For six decades, the President of Egypt had always been from the military. And for half that time, it was one man, Hosni Mubarak, a former air force chief, who hounded and jailed members of Muslim Brotherhood.
Now, with Saturday’s swearing-in of Mohamed Morsi, a Muslim Brotherhood man, as Egypt’s first Islamist president, ‘the tables are turned’, says Edmund Blair of Reuters. Soon, the military would have to listen to this now-official people’s representative.
Standing between the generals, soon after he was sworn in, this first freely-elected civilian leader said, “The Egyptian people and the … world are witnessing a unique model, not seen before, of how power is transferred from the Egyptian military forces by the will of the people to an elected, civilian power.”

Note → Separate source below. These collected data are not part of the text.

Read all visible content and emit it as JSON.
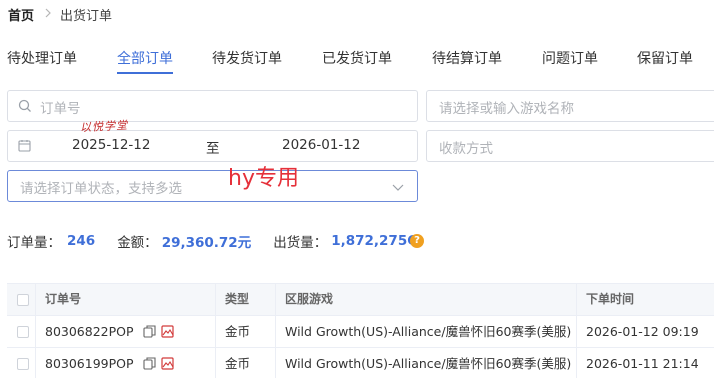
{
  "breadcrumb": {
    "home": "首页",
    "current": "出货订单"
  },
  "tabs": [
    {
      "label": "待处理订单"
    },
    {
      "label": "全部订单"
    },
    {
      "label": "待发货订单"
    },
    {
      "label": "已发货订单"
    },
    {
      "label": "待结算订单"
    },
    {
      "label": "问题订单"
    },
    {
      "label": "保留订单"
    }
  ],
  "filters": {
    "order_no_placeholder": "订单号",
    "game_placeholder": "请选择或输入游戏名称",
    "date_start": "2025-12-12",
    "date_sep": "至",
    "date_end": "2026-01-12",
    "payment_placeholder": "收款方式",
    "status_placeholder": "请选择订单状态，支持多选"
  },
  "watermarks": {
    "signature": "以悦学堂",
    "overlay": "hy专用"
  },
  "stats": {
    "count_label": "订单量：",
    "count": "246",
    "amount_label": "金额：",
    "amount": "29,360.72元",
    "qty_label": "出货量：",
    "qty": "1,872,275G"
  },
  "table": {
    "headers": [
      "订单号",
      "类型",
      "区服游戏",
      "下单时间"
    ],
    "rows": [
      {
        "order_no": "80306822POP",
        "type": "金币",
        "server": "Wild Growth(US)-Alliance/魔兽怀旧60赛季(美服)",
        "time": "2026-01-12 09:19"
      },
      {
        "order_no": "80306199POP",
        "type": "金币",
        "server": "Wild Growth(US)-Alliance/魔兽怀旧60赛季(美服)",
        "time": "2026-01-11 21:14"
      }
    ]
  },
  "colors": {
    "accent": "#3f6fd8",
    "watermark": "#e5303a",
    "help": "#f0a020"
  }
}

It is truly a momentous occasion for Egypt and for democracy. But where will Egypt go from here? Will Morsi lead Egypt to regain its past glory? Will his promise – to grant members of armed forces and police all powers necessary to keep the security of Egypt – really prove beneficial to the struggling nation? Will this former engineering Professor engineer a way out, for Egypt, from the current quagmire?
Well, on the surface, it looks like he will. He seems to have a mind of his own with a dedication that is evident from his words.
He had himself sworn in, on Friday, at Tahrir Square, pre-empting a court ceremony, and warning off generals trying to curb his powers. He had praised Muslims and Christians alike in front of crowds and tried to win the hearts of those Christians not in favour of the brotherhood. He had promised dignity and social justice and swore to uphold the constitution.
Most importantly, Morsi had just resigned from the Brotherhood to take up this top job. And he had said that he has plans to change his pro-Hamas, anti-Zionist, anti-Copt tune to transform Egypt into a truly democratic nation.
But the Iranian news agency Fars published a report last week which raised concerns in the West and the Middle East. Fars reported that Morsi was planning to “reconsider” the peace deal with Israel and would build ties with Iran to “create a strategic balance” in the Middle East.
It is no surprise, therefore, that according to Israeli daily Haaretz, the Israeli Prime Minister Benjamin Netanyahu has sent a letter to the new President Mohamed Morsi, urging him to maintain peace between the two countries.
Three months ago, when I stayed in Cairo for a while, on my way to Gaza with a delegation from the Royal Charity Organisation of Bahrain, I spoke to some common people like taxi drivers and hotel workers. Though many seemed confused about their future, a majority expressed that they want the Muslim Brotherhood.
Apart from a good cabinet of ministers, Morsi needs an effective Prime Minister. Gregg Carlstrom and Evan Hill had written in Al Jazeera’s website that, “Even if Morsi appoints a prime minister satisfactory to his erstwhile ideological opponents, he is walking a tightrope. Revolutionaries have grown extremely disenchanted, resentful and often enraged with the Brotherhood, seeing it as a devious, authoritarian and secretive society that took advantage of the revolt to push its own conservative religious agenda”.
Quite clearly, it will be a tight-rope walk for this Islamist leader to satisfy the Christians within his country, and also to keep good relations with the Jews from the neighbouring country, without angering the Islamists on whose ideology he was raised-up on.
So, he must shed the image of being a hard-line Islamist first, if Egypt has to be seen as a country governed by a level-headed civilian leader, after almost 60 years.